When I was growing up my brothers and sister and I used to ask my dad what he did all day at work just as any young kid will do. Very often he would smile and say "It's top secret, I can't tell you." I used to get a kick out of that only to discover later in life that there were a few things that my dad actually worked on that were secret.
My kids never have had to ask their father what he did at work all day long until a couple of years ago after our fire. For the first time in my husband's whole life he had to seek employment off-farm. Even now that he works for a truck farmer my daughter still asks him everyday when he gets home, "So, what did you do at work today?" I can tell you that he has never told her it was top secret. He usually heaves a big sigh and launches into a narrative of all that went on at the farm that day. Anyone looking at our family and seeing my five strapping sons would assume that one of them would have gotten the farming instincts from their father. Alas, it was not to be so. Although Ian loves to farm I think he is also as happy and fulfilled with a wrench in one hand and the other holding the diagram of an engine in the other. My daughter is the one who was bitten, and bitten hard by the agricultural bug.
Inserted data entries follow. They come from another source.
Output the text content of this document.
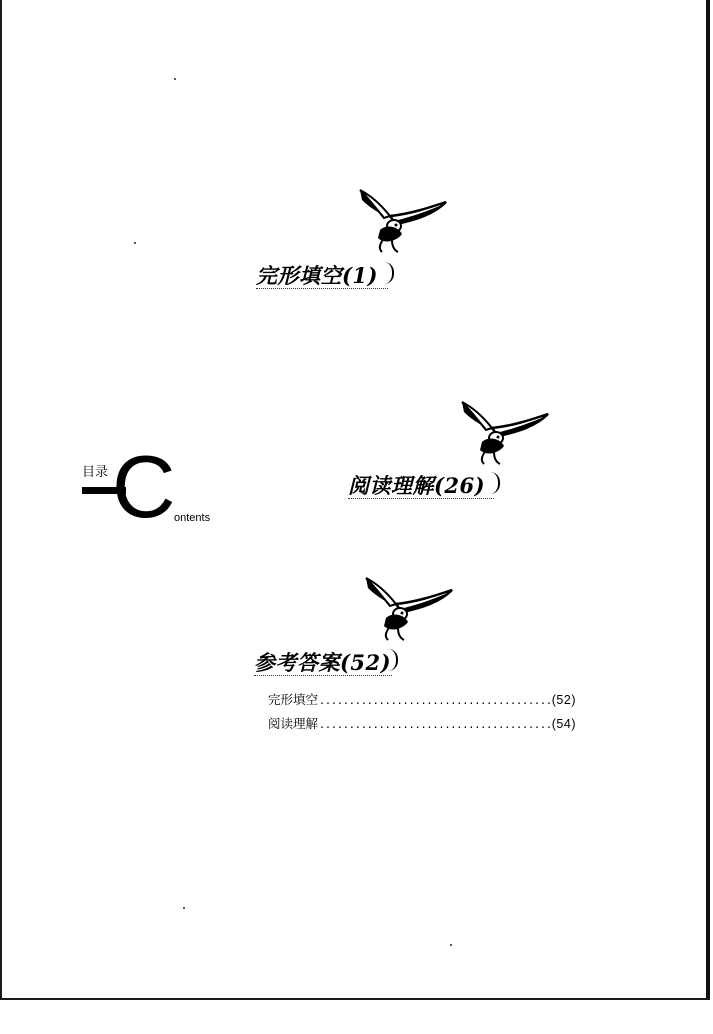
目录 C
ontents
完形填空(1)
阅读理解(26)
参考答案(52)
完形填空 .....	(52)
阅读理解 .....	(54)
Last night when I went to pick Doug up from work he wasn't finished yet and I happened to have my camera with me so I took pictures of what he does all day at work. This is only a sampling since my husband is the jack-of-all trades on the farm. When I got there he was unloading soybeans from gravity wagons and augering them up into this grain bin.
He parks the wagon beside the auger, turns on the tractor that drives the auger and opens the little door to let the beans come out. The auger pushes the beans up the elevator and blows them into the top of the grain bin.
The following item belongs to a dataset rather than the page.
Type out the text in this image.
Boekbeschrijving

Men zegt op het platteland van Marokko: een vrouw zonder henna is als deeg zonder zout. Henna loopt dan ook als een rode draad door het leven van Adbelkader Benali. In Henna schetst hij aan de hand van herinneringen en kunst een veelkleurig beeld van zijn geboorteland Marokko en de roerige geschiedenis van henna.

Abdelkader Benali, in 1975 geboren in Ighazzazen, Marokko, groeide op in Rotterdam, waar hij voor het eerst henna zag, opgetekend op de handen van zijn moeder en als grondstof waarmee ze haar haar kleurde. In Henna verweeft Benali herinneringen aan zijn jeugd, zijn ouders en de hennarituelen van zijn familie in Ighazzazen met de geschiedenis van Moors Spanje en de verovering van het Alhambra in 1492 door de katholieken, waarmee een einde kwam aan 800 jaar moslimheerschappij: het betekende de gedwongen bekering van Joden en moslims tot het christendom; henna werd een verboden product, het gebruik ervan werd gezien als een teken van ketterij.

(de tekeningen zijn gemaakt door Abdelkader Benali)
I love to stand beside the silo and listen to the tinkling sound of the beans hitting the sides of the silo as they go in.
That is my husband on top closing the door once the wagons are all empty and they are done for the night. If it rains overnight you don't want water going down into the grain. It was dark there because it took some time to empty the wagons and it gets dark early around here.
While Doug was unloading soybeans a tractor trailer came that I think was full of corn. That backed up to another grain silo and tipped up and unloaded in the same way. The little door in the back of the dump box opens and lets just enough come out to keep the hopper of the auger filling as it get augered up into the silo. The smell of the corn is very delicious. It smells like sunshine and autumn.
At another place on the farm the owner backed this truck in by the roaster and started unloading soybeans that had just been combined. These beans will go through the roaster to dry before they are augered into the silo. Once the roaster had been running for awhile the air was full of the smells of propane and peanut butter.
Meanwhile back at the main barn the owner's wife and daughter were unloading sunflower seeds and bagging them for sale. This truck dumps into a bin that is made of fine mesh screens that spins around. As the seeds are spun the broken shells and any other seeds and impurities are spun out so that they are only selling sunflower seeds in those bags. They fill the bags on a scale to make sure that the buyer is getting what they want then the bags are sewn closed and stacked on pallets.
All of these things and more Doug does each day that he goes to work. If something is broken he fixes it. If a farmer calls and wants a certain mix for his pigs, chickens, cows, horses, or whatever Doug is the man to mix it, bag it, and stack it for sale. Sounds very busy and yet I haven't even touched on all that he does when they are cropping in the spring and summer.